Bundestag verabschiedet Änderung des Baugesetzbuchs

Mehr Investitionen in den Innenstädten
Der Deutsche Bundestag hat in seiner gestrigen Sitzung das Gesetz zur Erleichterung von Planungsvorhaben für die Innenentwicklung der Städte verabschiedet. "Mit dieser Novelle des Baugesetzbuchs haben wir einen wichtigen Baustein zur Stärkung der Innenentwicklung der Städte als Wirtschaftsstandorte und als Orte des Wohnens, Lebens und Arbeitens der Bürgerinnen und Bürger vorgelegt", sagte der Parlamentarische Staatssekretär beim Bundesbauminister Achim Großmann in Berlin.

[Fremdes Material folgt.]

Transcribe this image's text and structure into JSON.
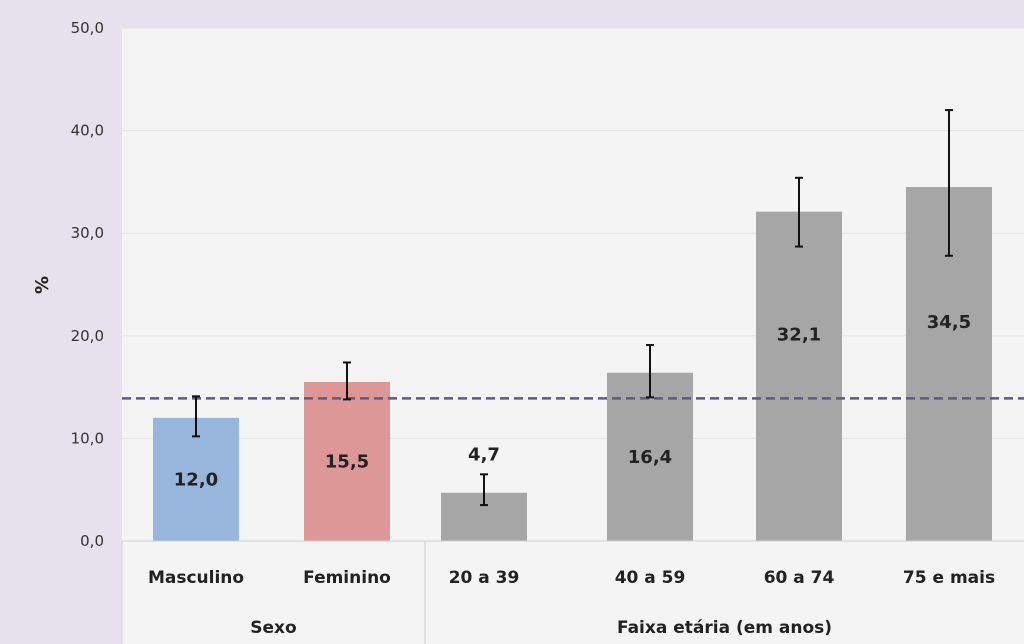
{
  "chart_data": {
    "type": "bar",
    "ylabel": "%",
    "ylim": [
      0,
      50
    ],
    "yticks": [
      "0,0",
      "10,0",
      "20,0",
      "30,0",
      "40,0",
      "50,0"
    ],
    "categories": [
      "Masculino",
      "Feminino",
      "20 a 39",
      "40 a 59",
      "60 a 74",
      "75 e mais"
    ],
    "values": [
      12.0,
      15.5,
      4.7,
      16.4,
      32.1,
      34.5
    ],
    "value_labels": [
      "12,0",
      "15,5",
      "4,7",
      "16,4",
      "32,1",
      "34,5"
    ],
    "error_low": [
      10.2,
      13.8,
      3.5,
      14.0,
      28.7,
      27.8
    ],
    "error_high": [
      14.1,
      17.4,
      6.5,
      19.1,
      35.4,
      42.0
    ],
    "bar_colors": [
      "#98b6dc",
      "#de9797",
      "#a6a6a6",
      "#a6a6a6",
      "#a6a6a6",
      "#a6a6a6"
    ],
    "groups": [
      {
        "label": "Sexo",
        "categories": [
          "Masculino",
          "Feminino"
        ]
      },
      {
        "label": "Faixa etária (em anos)",
        "categories": [
          "20 a 39",
          "40 a 59",
          "60 a 74",
          "75 e mais"
        ]
      }
    ],
    "reference_line": {
      "value": 13.9,
      "color": "#5c5887",
      "style": "dashed"
    },
    "grid": true,
    "legend": "none"
  },
  "colors": {
    "background": "#e6e1ec",
    "plot_area": "#f4f4f4",
    "gridline": "#e4e4e4"
  }
}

Mit dem von der Bundesregierung eingebrachten Gesetz wird die Planungspraxis in den rund 13.000 Städten und Gemeinden in Deutschland spürbar erleichtert und beschleunigt. So ist unter anderem in Zukunft ein "beschleunigtes Verfahren" für Bebauungspläne der Innenentwicklung vorgesehen. "Das neue beschleunigte Verfahren gibt den Innenstädten den notwendigen Standortvorteil gegenüber der 'grünen Wiese' und wird mehr Investitionen in die Innenstädte ziehen. Damit wird zugleich auch ein wichtiger Beitrag zur Reduzierung des Flächenverbrauchs geleistet", sagte Großmann.

Das Gesetz sieht vor, dass zeit- und kostenaufwendige förmliche Umweltprüfungen bei Bebauungsplänen der Innenentwicklung weitgehend entfallen. Darüber hinaus wird unter anderem die Behörden- und Öffentlichkeitsbeteiligung gestrafft.

Bebauungspläne der Innenentwicklung sollen zum Beispiel die Nachverdichtung von städtischen Gebieten und die Anpassung von Wohnquartieren an die Bedürfnisse des alten- und familiengerechten Wohnens erleichtern. Ein weiterer wichtiger Anwendungsbereich sind auch Bebauungspläne für die Wiedernutzung stillgelegter Gewerbeflächen.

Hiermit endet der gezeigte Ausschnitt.